Thursday, July 2, 2015

Conference Overload, Myth of Innovation, etc.

Myth of Innovation in Education
Most new ideas have more enemies than friends. Education needs new ideas and people who can stand up and lead those ideas over rather perilous roads to completion. . . .Once they have the knowledge, teachers need to be supported in collaboration with others to refine, plan, and implement ideas. 

How to Avoid Conference Overload
2. Keep a 3-dance card
Too often I go to sessions and leave with an ever-growing list of things to try but no time to try them. . . .So now I go with a 3 card - that is, a note with three slots. As I hear about new and exciting things, I write them on my dance card to try when I get home. When I get to a fourth "cool new thing" I need to decide to bump an already penciled in tool or strategy or forgo it. While this was difficult at first, it was so liberating to leave with three big ideas to try out when I got home instead of dozens.

When School Leaders Empower Teachers, Better Ideas Emerge
“Distributed leadership is not ‘I empower you to do exactly what I say,’ ” said Chris Lehmann, principal of Science Leadership Academy in an EduCon session about how to effectively distribute power. Often leaders believe they are distributing power, but they are actually just delegating. For teachers to buy into a system like this, which asks more of their time outside class, they must feel they are professionals trusted by leadership.

Reimagining Genius Hour as Mastery Hour
The goal of the creative, passion-driven work our students are doing should be mastery. Mastering a concept, skill, or ability. It’s silly to believe that one year of Genius Hour will lead to true mastery, but does it help? Does Genius Hour build good learning habits? Do those habits then eventually lead to Mastery?

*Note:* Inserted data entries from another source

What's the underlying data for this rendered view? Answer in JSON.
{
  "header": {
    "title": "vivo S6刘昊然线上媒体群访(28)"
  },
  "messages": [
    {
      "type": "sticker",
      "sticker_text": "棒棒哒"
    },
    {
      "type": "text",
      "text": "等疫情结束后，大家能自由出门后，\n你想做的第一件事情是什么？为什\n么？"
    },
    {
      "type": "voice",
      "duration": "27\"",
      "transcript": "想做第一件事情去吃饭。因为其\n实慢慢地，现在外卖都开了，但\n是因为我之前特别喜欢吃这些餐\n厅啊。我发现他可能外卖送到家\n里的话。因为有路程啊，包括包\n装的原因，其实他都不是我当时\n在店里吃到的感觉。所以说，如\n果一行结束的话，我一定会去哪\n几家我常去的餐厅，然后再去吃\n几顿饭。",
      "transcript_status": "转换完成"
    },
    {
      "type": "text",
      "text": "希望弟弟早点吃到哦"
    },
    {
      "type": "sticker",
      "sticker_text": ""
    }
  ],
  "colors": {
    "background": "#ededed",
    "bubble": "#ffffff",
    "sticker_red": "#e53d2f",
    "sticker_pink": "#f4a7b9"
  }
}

The (Accidental) Power of MOOCs
Perhaps one of the overlooked values in MOOCs is not in sharing Ivy League wisdom with the masses, but in teaching educators—and, in turn, improving traditional K-12 schools.

Capture blur-free iPhone vids with this tip
Your iPhone is set up as a still camera first and foremost, so it tends to automatically focus and expose your images. This is fantastic when you need a quick snapshot, but when you’re taking video, the constant re-focusing and exposure adjustment just makes everything look blurry and amateur.